Im Vergleich dazu nimmt sich die Mordstatistik Berlins geradezu bescheiden aus: Die Mordquote in Berlin betrug 1995 etwa 2,3 Morde pro Jahr und 100.000 Einwohner, 1996 dann 2,8 und 1997 schließlich 2,4. Der internationale Vergleich zeigt also sofort, dass die Größe einer Stadt nichts über die dortige Gewaltbelastung aussagt.

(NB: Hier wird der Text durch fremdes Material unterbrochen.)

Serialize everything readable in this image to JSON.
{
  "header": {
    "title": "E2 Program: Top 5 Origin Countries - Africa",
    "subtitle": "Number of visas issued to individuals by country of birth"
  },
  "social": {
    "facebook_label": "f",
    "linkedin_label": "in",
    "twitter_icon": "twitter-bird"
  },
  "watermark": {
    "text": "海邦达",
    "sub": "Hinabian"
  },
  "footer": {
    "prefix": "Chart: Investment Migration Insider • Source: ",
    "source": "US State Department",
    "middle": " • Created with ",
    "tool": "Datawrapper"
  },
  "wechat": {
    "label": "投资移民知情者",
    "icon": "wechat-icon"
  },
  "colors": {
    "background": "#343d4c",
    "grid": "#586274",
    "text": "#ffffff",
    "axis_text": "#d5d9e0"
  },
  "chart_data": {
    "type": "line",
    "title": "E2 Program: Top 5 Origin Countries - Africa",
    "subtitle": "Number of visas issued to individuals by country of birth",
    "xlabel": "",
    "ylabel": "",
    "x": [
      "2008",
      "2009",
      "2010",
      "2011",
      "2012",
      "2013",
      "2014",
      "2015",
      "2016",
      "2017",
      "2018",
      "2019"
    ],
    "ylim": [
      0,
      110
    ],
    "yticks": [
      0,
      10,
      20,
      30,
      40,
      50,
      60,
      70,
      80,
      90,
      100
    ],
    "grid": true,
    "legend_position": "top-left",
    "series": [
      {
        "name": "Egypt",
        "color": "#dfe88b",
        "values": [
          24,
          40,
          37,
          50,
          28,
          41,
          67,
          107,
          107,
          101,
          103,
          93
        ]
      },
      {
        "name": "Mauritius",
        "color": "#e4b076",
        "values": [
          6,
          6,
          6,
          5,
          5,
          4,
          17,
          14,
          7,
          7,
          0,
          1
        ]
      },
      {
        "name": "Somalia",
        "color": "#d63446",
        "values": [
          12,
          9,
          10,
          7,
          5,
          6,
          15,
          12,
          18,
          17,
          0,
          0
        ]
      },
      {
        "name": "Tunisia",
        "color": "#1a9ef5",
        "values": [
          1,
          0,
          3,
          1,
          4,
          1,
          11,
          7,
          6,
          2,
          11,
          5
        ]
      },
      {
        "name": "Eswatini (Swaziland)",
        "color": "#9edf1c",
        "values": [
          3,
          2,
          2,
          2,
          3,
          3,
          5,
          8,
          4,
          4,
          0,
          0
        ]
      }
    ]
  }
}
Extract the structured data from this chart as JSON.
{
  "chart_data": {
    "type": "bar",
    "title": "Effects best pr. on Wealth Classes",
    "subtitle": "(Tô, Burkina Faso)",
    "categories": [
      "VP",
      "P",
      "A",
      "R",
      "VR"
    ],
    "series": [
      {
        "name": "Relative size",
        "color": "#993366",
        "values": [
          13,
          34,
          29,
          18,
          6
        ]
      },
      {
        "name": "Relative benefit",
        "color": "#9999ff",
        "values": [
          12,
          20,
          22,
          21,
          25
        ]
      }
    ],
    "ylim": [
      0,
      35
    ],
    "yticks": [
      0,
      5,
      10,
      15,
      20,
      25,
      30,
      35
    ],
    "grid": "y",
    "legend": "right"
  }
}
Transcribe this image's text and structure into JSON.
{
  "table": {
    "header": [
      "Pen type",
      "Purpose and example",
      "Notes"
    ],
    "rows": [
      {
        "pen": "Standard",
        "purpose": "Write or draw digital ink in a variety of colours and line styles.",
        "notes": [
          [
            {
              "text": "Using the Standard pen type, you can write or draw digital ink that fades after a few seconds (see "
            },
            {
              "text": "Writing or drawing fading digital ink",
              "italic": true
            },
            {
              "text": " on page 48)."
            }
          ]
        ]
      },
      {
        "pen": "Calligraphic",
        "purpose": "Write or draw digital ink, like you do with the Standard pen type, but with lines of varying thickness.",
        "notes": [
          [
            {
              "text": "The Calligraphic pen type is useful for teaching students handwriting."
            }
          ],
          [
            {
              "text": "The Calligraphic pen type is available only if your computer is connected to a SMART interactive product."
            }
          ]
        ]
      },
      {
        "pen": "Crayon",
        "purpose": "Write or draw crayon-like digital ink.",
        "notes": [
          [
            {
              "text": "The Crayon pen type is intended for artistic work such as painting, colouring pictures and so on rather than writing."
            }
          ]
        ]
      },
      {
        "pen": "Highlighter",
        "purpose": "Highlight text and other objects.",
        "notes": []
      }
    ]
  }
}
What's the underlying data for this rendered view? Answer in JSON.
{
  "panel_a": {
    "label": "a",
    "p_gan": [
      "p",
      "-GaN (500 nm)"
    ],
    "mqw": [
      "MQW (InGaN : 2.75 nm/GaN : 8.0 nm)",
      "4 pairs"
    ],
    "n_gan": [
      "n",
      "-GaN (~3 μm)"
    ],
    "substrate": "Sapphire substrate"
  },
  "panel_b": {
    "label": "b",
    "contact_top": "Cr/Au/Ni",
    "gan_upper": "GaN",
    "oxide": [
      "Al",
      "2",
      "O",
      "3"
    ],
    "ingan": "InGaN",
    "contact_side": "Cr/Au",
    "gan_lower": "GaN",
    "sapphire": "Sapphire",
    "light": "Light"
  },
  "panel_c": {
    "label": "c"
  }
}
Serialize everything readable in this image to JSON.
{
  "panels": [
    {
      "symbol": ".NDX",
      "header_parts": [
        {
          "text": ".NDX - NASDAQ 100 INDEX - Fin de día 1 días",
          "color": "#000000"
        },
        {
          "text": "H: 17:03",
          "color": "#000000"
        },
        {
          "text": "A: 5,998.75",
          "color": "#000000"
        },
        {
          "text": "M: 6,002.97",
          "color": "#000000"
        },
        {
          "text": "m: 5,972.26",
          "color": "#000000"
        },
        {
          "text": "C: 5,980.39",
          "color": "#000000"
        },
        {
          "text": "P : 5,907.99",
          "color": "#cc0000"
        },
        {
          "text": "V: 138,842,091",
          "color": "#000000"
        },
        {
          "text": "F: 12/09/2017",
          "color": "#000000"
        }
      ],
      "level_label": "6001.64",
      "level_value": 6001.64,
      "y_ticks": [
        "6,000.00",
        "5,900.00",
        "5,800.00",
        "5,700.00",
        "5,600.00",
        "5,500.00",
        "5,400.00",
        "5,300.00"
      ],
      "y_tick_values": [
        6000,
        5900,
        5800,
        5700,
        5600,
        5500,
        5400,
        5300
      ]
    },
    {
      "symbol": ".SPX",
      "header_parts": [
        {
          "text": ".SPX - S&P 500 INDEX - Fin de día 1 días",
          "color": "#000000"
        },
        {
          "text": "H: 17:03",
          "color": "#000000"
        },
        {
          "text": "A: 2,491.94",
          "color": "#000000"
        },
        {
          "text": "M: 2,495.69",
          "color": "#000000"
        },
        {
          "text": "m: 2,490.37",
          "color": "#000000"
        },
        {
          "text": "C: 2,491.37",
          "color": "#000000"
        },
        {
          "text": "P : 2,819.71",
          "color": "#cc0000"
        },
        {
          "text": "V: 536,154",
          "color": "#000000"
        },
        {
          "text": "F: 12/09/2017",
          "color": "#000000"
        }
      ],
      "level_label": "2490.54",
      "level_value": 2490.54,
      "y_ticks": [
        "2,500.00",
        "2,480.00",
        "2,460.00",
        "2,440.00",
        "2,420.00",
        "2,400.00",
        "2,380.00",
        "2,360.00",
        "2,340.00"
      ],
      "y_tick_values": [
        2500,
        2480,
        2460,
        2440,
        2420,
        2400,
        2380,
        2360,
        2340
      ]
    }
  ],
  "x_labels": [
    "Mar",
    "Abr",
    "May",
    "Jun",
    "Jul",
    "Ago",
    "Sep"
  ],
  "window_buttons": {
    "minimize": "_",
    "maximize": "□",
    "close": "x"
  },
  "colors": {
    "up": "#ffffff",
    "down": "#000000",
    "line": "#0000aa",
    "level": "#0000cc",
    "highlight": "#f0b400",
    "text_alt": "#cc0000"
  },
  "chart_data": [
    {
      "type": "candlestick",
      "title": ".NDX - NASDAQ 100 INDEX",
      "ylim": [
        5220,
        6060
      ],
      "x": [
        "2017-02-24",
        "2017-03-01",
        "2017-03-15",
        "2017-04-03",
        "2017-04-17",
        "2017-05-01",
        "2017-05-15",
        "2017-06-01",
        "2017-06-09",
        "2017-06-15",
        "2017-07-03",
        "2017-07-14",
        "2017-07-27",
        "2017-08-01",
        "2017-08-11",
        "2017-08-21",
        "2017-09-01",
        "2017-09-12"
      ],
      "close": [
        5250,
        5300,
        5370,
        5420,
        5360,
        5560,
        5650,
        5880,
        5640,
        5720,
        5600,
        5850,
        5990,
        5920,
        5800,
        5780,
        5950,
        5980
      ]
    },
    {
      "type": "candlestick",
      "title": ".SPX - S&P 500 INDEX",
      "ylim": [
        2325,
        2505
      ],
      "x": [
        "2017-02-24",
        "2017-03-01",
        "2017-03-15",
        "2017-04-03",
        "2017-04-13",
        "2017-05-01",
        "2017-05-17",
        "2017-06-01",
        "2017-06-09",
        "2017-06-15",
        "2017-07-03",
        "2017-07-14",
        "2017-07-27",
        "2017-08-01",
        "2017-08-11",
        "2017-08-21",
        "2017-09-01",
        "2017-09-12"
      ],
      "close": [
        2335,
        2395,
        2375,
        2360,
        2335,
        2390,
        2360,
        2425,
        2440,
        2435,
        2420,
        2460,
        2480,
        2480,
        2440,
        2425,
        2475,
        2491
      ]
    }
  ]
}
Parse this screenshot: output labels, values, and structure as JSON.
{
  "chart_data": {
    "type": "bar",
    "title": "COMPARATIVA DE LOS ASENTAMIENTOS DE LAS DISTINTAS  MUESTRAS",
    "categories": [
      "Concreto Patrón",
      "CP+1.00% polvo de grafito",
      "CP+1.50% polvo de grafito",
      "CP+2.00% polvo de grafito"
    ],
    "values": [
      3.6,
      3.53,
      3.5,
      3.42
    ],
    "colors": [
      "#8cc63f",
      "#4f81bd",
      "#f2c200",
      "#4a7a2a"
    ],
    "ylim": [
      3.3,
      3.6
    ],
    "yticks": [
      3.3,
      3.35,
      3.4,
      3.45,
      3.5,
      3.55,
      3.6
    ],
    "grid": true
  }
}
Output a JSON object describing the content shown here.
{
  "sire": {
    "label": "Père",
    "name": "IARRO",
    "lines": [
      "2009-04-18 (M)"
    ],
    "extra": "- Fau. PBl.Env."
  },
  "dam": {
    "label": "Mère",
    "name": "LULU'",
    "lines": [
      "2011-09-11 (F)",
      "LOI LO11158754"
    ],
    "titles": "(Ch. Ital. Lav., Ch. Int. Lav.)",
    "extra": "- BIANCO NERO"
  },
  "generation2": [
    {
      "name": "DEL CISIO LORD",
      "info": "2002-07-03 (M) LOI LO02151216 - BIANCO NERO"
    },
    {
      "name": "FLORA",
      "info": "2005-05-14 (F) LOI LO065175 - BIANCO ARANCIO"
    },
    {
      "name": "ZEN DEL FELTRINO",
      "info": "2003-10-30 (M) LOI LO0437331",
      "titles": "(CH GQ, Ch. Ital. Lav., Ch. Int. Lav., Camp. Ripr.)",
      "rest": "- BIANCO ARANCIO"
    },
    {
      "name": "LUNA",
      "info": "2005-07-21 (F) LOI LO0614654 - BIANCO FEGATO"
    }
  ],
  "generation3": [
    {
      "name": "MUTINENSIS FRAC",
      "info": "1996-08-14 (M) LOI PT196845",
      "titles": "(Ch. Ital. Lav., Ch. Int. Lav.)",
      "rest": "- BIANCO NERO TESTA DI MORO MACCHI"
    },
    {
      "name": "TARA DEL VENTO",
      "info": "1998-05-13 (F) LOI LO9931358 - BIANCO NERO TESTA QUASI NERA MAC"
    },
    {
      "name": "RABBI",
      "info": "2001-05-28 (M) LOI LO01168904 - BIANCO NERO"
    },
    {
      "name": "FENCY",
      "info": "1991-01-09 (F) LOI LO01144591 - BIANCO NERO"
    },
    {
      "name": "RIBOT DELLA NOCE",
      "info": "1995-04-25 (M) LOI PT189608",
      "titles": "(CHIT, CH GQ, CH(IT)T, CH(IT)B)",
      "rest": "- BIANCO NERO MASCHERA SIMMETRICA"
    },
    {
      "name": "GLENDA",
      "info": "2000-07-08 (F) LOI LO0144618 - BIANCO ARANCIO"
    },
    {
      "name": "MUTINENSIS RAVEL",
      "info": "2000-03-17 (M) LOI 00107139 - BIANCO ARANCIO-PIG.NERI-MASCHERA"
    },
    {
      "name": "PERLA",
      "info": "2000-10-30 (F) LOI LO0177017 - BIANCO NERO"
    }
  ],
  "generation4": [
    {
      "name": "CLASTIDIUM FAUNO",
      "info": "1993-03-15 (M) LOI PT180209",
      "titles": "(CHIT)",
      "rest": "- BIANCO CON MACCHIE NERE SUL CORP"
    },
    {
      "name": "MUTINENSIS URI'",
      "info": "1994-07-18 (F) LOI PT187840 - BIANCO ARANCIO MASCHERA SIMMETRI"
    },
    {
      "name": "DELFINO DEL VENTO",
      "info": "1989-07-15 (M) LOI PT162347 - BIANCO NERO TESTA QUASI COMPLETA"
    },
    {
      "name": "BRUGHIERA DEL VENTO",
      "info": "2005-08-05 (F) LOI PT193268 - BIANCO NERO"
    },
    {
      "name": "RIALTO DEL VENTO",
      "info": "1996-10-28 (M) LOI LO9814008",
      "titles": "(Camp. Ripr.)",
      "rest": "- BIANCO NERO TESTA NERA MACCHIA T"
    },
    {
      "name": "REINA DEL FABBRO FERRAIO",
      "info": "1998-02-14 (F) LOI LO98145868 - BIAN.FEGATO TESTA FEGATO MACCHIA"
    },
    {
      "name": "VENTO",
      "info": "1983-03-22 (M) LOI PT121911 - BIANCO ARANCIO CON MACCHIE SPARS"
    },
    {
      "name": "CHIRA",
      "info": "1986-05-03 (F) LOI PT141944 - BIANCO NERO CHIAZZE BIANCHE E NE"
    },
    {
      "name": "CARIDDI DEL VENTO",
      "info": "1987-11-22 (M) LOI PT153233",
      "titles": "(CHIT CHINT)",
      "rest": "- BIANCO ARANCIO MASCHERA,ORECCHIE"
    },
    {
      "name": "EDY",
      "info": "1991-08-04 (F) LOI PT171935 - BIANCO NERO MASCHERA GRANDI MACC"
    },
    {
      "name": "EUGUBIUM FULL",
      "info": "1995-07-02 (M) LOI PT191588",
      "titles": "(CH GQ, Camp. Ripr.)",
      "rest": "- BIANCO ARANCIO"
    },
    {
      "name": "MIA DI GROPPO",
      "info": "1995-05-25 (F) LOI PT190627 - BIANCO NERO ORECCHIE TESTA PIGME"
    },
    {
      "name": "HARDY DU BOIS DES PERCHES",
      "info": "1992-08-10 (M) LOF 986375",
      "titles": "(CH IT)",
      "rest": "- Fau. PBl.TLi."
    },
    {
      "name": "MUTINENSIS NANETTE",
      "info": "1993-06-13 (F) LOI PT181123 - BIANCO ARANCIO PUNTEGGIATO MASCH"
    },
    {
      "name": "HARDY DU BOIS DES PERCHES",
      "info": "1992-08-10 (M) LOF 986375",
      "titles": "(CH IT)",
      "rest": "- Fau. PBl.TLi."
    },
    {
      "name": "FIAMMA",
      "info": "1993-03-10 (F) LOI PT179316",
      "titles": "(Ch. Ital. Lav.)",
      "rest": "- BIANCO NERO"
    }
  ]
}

Nicht die Urbanisierung per se, sondern der Charakter der amerikanischen Urbanisierung ist möglicherweise einer der entscheidenden Faktoren des enorm hohen Gewaltpotentials, und es dürfte sich spätestens hier lohnen, einen Blick auf die Besonderheiten amerikanischer Städte zu werfen. In diesem Zusammenhang ist festzustellen, dass die Großstädte mittlerweile zu den Hauptwohnregionen der ethnischen Minderheiten in den USA geworden sind, wobei hier vor allem die Afro-Amerikaner von Bedeutung sind. In vielen amerikanischen Großstädten stellt vor allem die Gruppe der Afro-Amerikaner entweder die Bevölkerungsmehrheit oder sie repräsentiert einen Prozentsatz an der städtischen Bevölkerung, der weit über dem Landesdurchschnitt liegt. 12 bis 13 Prozent aller Amerikaner sind schwarz, aber in nicht wenigen Großstädten stellen sie mehr als die Hälfte der Bevölkerung, in Detroit sogar zwei Drittel. Diese hohe Konzentration der schwarzen Bevölkerungsminderheit war und ist dabei keinesfalls historisch konstant: Dieses Phänomen und vor allem die Ghettoisierung der Afro-Amerikaner in den Städten sind historisch gesehen relativ neue Erscheinungen. Noch 1860 lebten 90 Prozent aller Schwarzen im Süden der Vereinigten Staaten und hier vor allem auf dem Lande. Mit der Sklavenbefreiung, mit der Umstrukturierung und Mechanisierung der Landwirtschaft hat seit den 90er Jahren des 19. Jahrhunderts aber allmählich eine enorme Wanderung in die Städte des Nordens eingesetzt, in denen die ehemaligen Sklaven nach Arbeitsplätzen suchten. Für Chicago beispielsweise bedeutete dies, dass die dortige afro-amerikanische Bevölkerung zwischen 1890 und 1930 von 14.000 auf 234.000 Personen wuchs. Einen ähnlichen Zuwachs erlebte auch New York City. Diese Migration hielt bis 1970 an und führte dazu, dass ab 1950 schon über die Hälfte aller Schwarzen Städter waren und diese damit die am stärksten verstädterte Bevölkerungsgruppe in den Vereinigten Staaten darstellen.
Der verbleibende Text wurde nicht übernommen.